Saideira
 
 
Buscando inspiração para escrever sobre o último tema proposto pelo grupo de desafio, EC(Exercícios Criativos), entrei no Google e aí descobri uma coisa interessante: que mulheres não pedem a saideira, pedem a conta que é paga após somas e divisões utilizando calculadoras de bolsa, centavo por centavo, tudo exatinho. Mas que em uma roda masculina os homens colocam o dinheiro na mesa com uma larga margem de troco,  mas em vez do troco simplesmente pedem a saideira que Pode varar a noite. Dependendo do troco ou dos trocos. Porque de repente é preciso fazer uma nova conta, colocar dinheiro na mesa e com o troco beber uma nova saideira. Assim expressei essa situação, na forma de um poetrix:
 
A Saideira
 
última garrafa aberta.
Paga-se a conta.
Com o troco recomeça a bebedeira.
 
Não sou de beber, não ao ponto de pedir a saideira.
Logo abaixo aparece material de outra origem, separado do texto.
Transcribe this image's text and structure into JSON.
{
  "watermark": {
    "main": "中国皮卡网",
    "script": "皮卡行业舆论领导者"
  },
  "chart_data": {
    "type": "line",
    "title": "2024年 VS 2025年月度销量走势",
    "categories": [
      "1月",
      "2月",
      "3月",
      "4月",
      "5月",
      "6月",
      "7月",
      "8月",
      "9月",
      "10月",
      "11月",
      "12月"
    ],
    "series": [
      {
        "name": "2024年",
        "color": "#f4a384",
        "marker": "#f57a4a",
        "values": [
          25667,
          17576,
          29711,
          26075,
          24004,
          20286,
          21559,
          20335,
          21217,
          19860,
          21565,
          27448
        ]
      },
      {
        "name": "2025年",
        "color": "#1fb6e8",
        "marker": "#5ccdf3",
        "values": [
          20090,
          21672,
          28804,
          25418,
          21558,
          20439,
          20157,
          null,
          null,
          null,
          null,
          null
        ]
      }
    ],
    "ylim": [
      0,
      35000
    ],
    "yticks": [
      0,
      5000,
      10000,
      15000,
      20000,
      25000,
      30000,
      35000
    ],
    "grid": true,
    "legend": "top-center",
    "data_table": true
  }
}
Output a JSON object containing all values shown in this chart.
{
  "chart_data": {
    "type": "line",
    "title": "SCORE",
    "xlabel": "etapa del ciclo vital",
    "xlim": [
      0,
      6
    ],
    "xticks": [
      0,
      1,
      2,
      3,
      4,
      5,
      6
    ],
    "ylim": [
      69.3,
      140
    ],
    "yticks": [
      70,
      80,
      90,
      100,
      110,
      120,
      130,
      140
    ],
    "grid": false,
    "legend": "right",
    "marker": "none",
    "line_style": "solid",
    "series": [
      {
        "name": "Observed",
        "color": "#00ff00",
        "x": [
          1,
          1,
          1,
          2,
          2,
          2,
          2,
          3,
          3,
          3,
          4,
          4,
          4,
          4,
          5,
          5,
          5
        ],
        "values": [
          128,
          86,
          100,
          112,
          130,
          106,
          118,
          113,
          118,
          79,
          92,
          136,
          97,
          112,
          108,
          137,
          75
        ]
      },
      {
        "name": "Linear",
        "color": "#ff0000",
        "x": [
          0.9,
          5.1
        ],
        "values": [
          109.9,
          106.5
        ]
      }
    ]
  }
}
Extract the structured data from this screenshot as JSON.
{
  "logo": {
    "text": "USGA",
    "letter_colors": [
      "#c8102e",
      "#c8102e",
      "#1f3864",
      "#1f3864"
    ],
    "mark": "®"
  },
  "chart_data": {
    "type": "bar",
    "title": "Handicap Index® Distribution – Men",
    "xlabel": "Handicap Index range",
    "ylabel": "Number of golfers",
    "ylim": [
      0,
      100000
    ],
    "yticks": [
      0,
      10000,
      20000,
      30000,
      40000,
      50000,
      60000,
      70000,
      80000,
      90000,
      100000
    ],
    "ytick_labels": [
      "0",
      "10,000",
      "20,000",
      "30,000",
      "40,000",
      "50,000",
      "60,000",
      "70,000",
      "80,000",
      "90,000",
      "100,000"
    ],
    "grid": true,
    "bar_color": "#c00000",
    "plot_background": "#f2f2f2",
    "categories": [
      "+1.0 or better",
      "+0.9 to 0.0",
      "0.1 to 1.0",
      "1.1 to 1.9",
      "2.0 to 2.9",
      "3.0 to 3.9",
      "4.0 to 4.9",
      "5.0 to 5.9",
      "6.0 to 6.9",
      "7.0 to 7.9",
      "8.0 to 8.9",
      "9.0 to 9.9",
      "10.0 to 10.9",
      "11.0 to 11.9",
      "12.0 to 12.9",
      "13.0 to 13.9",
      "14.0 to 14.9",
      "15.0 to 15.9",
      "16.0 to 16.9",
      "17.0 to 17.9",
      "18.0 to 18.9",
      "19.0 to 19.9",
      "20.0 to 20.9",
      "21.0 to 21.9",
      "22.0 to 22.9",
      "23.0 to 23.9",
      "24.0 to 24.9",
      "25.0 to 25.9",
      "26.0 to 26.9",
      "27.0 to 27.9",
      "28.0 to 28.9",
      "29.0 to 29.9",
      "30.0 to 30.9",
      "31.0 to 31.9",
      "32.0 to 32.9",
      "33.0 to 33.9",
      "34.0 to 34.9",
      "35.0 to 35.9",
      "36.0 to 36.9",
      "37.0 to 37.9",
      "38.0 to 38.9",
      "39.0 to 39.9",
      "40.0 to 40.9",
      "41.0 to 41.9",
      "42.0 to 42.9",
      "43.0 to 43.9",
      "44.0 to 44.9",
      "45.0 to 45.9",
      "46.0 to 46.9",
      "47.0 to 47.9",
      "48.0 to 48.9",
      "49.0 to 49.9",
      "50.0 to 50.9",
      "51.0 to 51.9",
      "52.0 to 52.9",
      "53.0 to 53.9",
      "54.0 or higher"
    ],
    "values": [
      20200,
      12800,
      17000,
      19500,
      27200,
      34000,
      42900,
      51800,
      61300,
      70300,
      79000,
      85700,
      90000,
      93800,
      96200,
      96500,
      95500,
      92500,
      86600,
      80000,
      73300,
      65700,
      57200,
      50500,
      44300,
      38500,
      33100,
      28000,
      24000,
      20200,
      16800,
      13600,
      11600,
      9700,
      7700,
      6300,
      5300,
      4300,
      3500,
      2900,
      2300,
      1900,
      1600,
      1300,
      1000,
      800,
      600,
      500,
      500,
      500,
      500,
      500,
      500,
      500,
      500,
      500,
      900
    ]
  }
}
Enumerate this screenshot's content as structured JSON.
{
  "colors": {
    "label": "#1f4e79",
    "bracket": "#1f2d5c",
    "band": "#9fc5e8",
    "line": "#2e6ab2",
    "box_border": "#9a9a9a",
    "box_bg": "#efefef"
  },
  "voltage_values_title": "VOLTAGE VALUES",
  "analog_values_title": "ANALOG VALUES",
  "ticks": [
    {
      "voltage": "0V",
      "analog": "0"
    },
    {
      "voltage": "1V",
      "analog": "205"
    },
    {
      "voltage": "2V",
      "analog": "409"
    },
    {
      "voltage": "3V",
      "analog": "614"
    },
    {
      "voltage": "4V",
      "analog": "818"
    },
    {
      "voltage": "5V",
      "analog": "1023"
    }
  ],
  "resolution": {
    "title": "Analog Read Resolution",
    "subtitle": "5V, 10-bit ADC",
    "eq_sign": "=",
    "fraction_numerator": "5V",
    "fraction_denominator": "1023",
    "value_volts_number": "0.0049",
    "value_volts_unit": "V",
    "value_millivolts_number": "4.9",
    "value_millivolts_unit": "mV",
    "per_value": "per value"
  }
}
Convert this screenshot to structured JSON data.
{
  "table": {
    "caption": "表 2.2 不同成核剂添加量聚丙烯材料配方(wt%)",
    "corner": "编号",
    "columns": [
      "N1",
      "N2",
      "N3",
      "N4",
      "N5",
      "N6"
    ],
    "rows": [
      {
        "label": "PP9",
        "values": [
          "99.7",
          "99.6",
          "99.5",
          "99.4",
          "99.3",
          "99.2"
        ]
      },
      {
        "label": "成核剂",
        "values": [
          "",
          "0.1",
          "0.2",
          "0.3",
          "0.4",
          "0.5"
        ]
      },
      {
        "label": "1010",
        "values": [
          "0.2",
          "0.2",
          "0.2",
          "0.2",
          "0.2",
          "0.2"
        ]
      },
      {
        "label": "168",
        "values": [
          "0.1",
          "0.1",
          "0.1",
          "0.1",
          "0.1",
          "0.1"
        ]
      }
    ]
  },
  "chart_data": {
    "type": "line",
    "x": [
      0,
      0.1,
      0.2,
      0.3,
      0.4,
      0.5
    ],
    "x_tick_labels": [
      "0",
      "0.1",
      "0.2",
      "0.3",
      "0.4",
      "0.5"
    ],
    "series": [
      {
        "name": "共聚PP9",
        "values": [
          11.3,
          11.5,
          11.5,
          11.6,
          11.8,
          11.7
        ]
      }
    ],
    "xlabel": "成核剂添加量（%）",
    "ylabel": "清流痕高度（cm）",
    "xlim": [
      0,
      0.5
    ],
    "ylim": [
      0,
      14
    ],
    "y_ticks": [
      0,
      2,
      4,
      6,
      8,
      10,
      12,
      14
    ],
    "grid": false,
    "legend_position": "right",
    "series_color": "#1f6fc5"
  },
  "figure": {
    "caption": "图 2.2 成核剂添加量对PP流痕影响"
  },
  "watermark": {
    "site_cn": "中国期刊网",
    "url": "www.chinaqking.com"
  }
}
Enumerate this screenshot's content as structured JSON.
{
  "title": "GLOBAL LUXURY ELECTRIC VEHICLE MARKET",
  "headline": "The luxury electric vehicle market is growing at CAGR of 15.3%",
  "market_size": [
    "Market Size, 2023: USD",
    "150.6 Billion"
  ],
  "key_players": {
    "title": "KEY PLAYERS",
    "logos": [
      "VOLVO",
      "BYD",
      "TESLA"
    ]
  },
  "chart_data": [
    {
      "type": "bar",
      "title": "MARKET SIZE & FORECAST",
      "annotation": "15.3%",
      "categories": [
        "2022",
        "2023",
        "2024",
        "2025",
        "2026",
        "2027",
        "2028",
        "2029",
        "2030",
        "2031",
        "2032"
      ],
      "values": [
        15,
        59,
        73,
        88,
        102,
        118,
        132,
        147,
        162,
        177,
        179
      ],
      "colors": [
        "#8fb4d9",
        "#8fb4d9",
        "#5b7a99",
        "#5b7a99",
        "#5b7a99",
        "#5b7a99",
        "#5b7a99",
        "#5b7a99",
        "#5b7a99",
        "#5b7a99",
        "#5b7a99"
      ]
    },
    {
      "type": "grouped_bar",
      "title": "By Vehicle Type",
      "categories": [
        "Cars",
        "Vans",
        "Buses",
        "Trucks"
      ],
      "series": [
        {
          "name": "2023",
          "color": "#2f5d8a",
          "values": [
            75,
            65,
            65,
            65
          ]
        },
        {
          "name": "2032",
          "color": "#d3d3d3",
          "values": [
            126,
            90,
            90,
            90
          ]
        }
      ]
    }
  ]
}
Gosto de um bom vinho, principalmente no almoço de domingo. Gosto de uma boa cerveja gelada, que tomo aos sábados. Gosto também de coquetéis cremosos e adocicados que tomo geralmente em festas que os oferecem. Ou licores digestivos. Em toda minha longa vida posso lembrar-me de duas situações em que bebi ignorando o meu limite. Da primeira vez jurei nunca mais beber vodca. Da segunda vez eu havia quebrado o juramento. Todas as duas vezes foram precedidas de : vamos beber mais uma? Só uma. Um longo espaço de tempo separou uma bebedeira da outra. Nem posso dizer que havia motivo que não fosse a simples alegria de viver. Nem houve consequência séria em nenhuma das duas, fora a Terra ter girado em uma velocidade surpreendente. Mas da primeira vez eu acabei comprando a coleção encadernada dos livros de Jorge Amado e assumido o compromisso de fazer palestras regulares para os jovens. Não teria sido nada demais se eu também não fosse bem jovem na ocasião, mais jovem do que os jovens que apareceram para ouvir as palestras. A segunda e última vez me fez esquecer o português: eu comecei a falar e a pensar em Inglês. Não seria nada demais também se meu Inglês normalmente não fosse péssimo.
 
É muito triste ver beber quem não sabe beber. Ou não pode. Meu avô paterno era alcóolatra. Destruiu a própria vida bebendo toda a sua herança e a de minha avó. Era um artista e talvez por isso a vida cotidiana lhe pesasse tanto. Meu pai não bebia, mas infelizmente dois de meus irmãos foram alcóolatras.Digo foram, não porque tenham parado de beber mas porque morreram. Por esta razão vejo com tristeza as pessoas destruírem as próprias vidas tornando-se escravos da bebida. Certa vez, passando de carro por uma rua escura e triste vi um homem sozinho encostado no balcão de um bar. A imagem me perseguiu até em casa e antes de dormir rabisquei em um pedaço de papel este Haicai colocando-o dentro do livro que eu lia. Achei-o há poucos dias e senti novamente a mesma tristeza pensando em meus irmãos:
 
 
A lua atravessando a noite
Única testemunha
Do último gole do bêbado triste
 
 

 
Não está sendo muito fácil escrever esta crônica. Tentei todas as formas literárias, em pensamento, é claro, mas nenhuma me satisfez. Li na net um montão de piadas sobre bêbados, mas piadas sobre bêbados são muito deprimentes. Queria fazer um rondel. Ando louca pra fazer um rondel. Até cheguei a fazer, mas acho que não deu muito certo. Copiando e colando eu acabei foi apagando e o meu rondel teve o destino de todos os que bebem demais.